As a healthcare professional, nothing I have experienced in the last decade under a Conservative government gives me much hope that things are going to improve in urgent and emergency care any time soon, but I can’t bring myself to leave.
For reasons I think I understand in part, the electorate has deigned to give the reigns of power to a politician whose relationship with truth and principle is as flexible as the rejected man’s charisma and judgement isn’t.
I can do little but reflect upon the disappointment, concern and anxiety I feel for my country, my colleagues and my patients. I have no faith in the newly-elected prime minister’s pledges to invest in the NHS or to improve the lives of those most need it.
After a decade of under-investment in healthcare in England and Wales, the damage has been done and – much like the Tory manifesto pledge to replace most of the 21,000 police they drove away, any investment at this point will simply be bandaging over the scars of their own neglect.
The ideologies and values that gave us Austerity, Universal Credit, Windrush, Grenfell and Brexit have been endorsed, albeit reluctantly due to a political Hobson’s choice, by the country. This is who we are now. I must find a way to function under this yoke. If my fears are right, the underprivileged and the infirm will become more numerous and need help more than ever.
Perhaps I am in a position to walk away from the frustrations and inadequacies of healthcare in the UK today, but not everyone has that luxury. Many of my colleagues may be hanging on for their retirement, their health or their homes. And so we all try to hang on to our sanity.

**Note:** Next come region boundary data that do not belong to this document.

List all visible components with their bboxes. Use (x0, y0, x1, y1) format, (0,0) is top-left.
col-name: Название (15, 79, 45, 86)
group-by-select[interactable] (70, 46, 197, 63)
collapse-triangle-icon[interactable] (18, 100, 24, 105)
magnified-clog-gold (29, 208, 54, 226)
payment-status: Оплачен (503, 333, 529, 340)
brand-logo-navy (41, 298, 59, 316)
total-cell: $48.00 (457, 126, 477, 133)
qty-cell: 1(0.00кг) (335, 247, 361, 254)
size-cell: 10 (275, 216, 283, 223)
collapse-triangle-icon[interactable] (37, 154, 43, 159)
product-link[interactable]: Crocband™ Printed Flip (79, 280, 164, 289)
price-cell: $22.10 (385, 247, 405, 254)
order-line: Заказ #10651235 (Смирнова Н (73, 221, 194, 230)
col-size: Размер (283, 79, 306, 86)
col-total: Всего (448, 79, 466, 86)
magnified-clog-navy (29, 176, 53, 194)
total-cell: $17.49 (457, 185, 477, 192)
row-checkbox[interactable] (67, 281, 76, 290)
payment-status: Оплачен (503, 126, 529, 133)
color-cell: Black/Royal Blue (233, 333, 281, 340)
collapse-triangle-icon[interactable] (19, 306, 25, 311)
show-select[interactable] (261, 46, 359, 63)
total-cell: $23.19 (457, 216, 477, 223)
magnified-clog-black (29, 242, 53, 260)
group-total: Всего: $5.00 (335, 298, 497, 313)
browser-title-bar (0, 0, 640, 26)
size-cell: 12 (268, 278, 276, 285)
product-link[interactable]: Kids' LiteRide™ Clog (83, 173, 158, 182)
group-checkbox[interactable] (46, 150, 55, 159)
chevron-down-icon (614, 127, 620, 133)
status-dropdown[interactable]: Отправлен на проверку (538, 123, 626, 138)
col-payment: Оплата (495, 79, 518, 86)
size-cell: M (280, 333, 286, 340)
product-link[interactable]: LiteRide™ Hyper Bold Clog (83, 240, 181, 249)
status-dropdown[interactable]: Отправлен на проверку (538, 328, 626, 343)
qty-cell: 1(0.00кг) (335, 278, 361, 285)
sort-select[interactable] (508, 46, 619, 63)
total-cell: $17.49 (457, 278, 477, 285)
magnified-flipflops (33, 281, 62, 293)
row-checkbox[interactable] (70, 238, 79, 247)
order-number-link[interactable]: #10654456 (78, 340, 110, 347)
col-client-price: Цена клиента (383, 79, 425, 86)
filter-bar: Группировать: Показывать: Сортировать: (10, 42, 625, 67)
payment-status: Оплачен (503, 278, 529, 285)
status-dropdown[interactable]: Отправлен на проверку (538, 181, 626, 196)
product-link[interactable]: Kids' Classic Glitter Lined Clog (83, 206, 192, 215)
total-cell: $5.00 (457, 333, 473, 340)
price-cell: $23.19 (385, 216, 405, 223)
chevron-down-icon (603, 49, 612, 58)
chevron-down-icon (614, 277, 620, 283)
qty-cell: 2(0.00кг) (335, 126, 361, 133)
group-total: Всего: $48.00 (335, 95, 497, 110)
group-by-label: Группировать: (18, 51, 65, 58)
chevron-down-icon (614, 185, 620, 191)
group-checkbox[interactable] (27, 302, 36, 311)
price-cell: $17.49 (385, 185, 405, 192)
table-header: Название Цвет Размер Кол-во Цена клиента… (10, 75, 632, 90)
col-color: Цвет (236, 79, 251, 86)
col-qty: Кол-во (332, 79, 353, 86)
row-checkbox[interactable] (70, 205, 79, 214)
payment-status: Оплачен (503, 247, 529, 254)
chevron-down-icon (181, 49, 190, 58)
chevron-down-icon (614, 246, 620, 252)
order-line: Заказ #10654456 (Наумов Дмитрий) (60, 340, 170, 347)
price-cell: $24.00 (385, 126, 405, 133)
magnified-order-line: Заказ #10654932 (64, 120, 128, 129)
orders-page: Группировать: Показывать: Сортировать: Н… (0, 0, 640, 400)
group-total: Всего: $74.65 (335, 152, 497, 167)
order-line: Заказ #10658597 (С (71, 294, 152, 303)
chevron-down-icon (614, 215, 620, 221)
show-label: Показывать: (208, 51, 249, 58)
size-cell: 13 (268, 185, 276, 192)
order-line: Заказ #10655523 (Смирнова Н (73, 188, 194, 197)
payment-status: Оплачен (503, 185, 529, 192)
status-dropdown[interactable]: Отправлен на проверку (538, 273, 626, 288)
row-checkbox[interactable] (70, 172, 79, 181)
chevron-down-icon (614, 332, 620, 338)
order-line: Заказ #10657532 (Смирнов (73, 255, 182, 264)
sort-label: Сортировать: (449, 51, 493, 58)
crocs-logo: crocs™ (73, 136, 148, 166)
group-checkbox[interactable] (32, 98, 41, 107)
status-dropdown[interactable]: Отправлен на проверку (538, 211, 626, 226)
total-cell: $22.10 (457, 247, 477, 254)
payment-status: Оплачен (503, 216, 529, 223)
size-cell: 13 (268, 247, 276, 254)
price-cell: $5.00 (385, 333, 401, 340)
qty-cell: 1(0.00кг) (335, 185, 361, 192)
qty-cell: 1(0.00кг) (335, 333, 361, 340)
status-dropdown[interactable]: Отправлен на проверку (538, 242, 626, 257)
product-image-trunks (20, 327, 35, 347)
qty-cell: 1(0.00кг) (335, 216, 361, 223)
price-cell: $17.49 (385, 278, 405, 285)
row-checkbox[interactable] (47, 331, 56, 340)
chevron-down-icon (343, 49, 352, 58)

The ever-increasing tide of patients struggling to find the right treatment in a withering healthcare system will not be helped by my departure, much less an exodus of healthcare professionals.
None of the above deserve to be neglected, abandoned or forgotten.
I begrudgingly recognise that I have a professional duty and so I convince myself to stay, in full recognition I’m likely to become burned out and abused by a country that has lost its way and a healthcare system that is doomed, but still needs me.
I watch, powerless, in the vain hope that our newly-emboldened right-wing, pro-brexit, morally dubious government might – against all expectations – give me reason to be positive.